Worryingly, in some cases, they were not.
There's no confirmation if this is true and we're guessing the only reason why this name could cause some controversy is that the Popsicle brand is mainly targeted at a U.S. and Canada market.
Nohl and Lell chose to investigate phones that had supposedly received and installed the latest Android updates.
They call this "patch gaps".
Both the researchers have released a note on their studies. Companies like Sony and Samsung only missed between 0 and 1, but TCL and ZTE were found to be skipping 4 or more. On a whole, these devices were having 9.7 missing patches.
Google on Thursday unveiled Google Go, a new app built to support Android devices with one gigabyte Random Access Memory (RAM) and below.
Mediatek always remains in the worst place, whatever the problem. "But the Android ecosystem is so complex". But the Samsung J3 (2016) claimed to have every 2017 Android patch installed when in truth it had missed 12 updates, including a pair that were considered "critical" to keeping the handset safe and secure. Nohl has observed a few cases, in which a vendor tried to deceive consumers about the security of their phone.
"Installing patches every month is an important first step, but is still insufficient unless all relevant patches are included in those updates", the researchers said.
Nohl declined to name the vendor, but he's been trying to hold smartphone makers accountable. The company also plans to make it available in other emerging markets, including India, Brazil and Indonesia, Masito said in an interview. "Since then, many device vendors have improved their patching frequency: Phones now receive monthly security updates". Google Pixel devices, on the other hand, didn't skip on any update and were the only devices to be on that list which were immune to this issue. It further argued that modern Android phones come with security features that make them hard to hack even when they do have unpatched security vulnerabilities.

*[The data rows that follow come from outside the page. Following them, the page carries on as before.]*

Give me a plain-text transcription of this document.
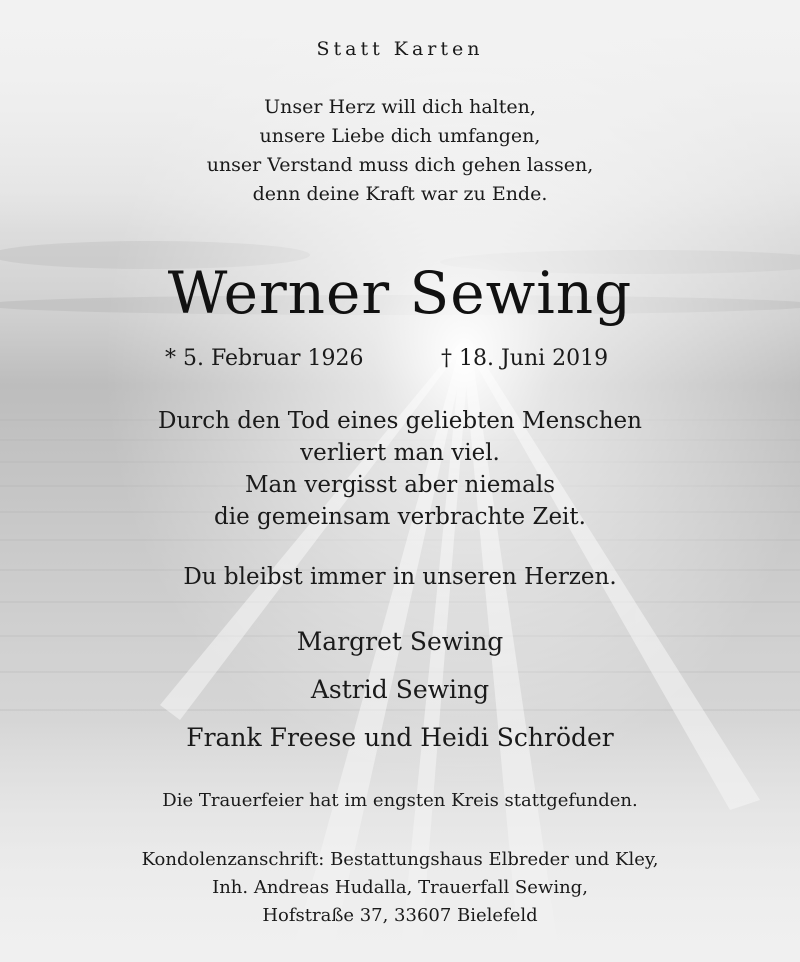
Statt Karten
Unser Herz will dich halten,
unsere Liebe dich umfangen,
unser Verstand muss dich gehen lassen,
denn deine Kraft war zu Ende.
Werner Sewing
* 5. Februar 1926	† 18. Juni 2019
Durch den Tod eines geliebten Menschen
verliert man viel.
Man vergisst aber niemals
die gemeinsam verbrachte Zeit.
Du bleibst immer in unseren Herzen.
Margret Sewing
Astrid Sewing
Frank Freese und Heidi Schröder
Die Trauerfeier hat im engsten Kreis stattgefunden.
Kondolenzanschrift: Bestattungshaus Elbreder und Kley,
Inh. Andreas Hudalla, Trauerfall Sewing,
Hofstraße 37, 33607 Bielefeld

Nevertheless, each patch on an Android smartphone is like a layer of protection.
Nohl and Lell opted for investigating the devices that had allegedly got and installed the most recent upgrades. The company is continually adding new safeguards to the Android OS that can isolate and detect malicious code before it gains a foothold.
SRL noted that missed patches doesn't necessarily mean that hackers have an easy time breaking into Android phones.
However, it seems that the OEMs are not taking this seriously.
Even though Google has managed to establish Android as the top smartphone operating system in the world, it has failed on a major front that ensures the security of your smartphone.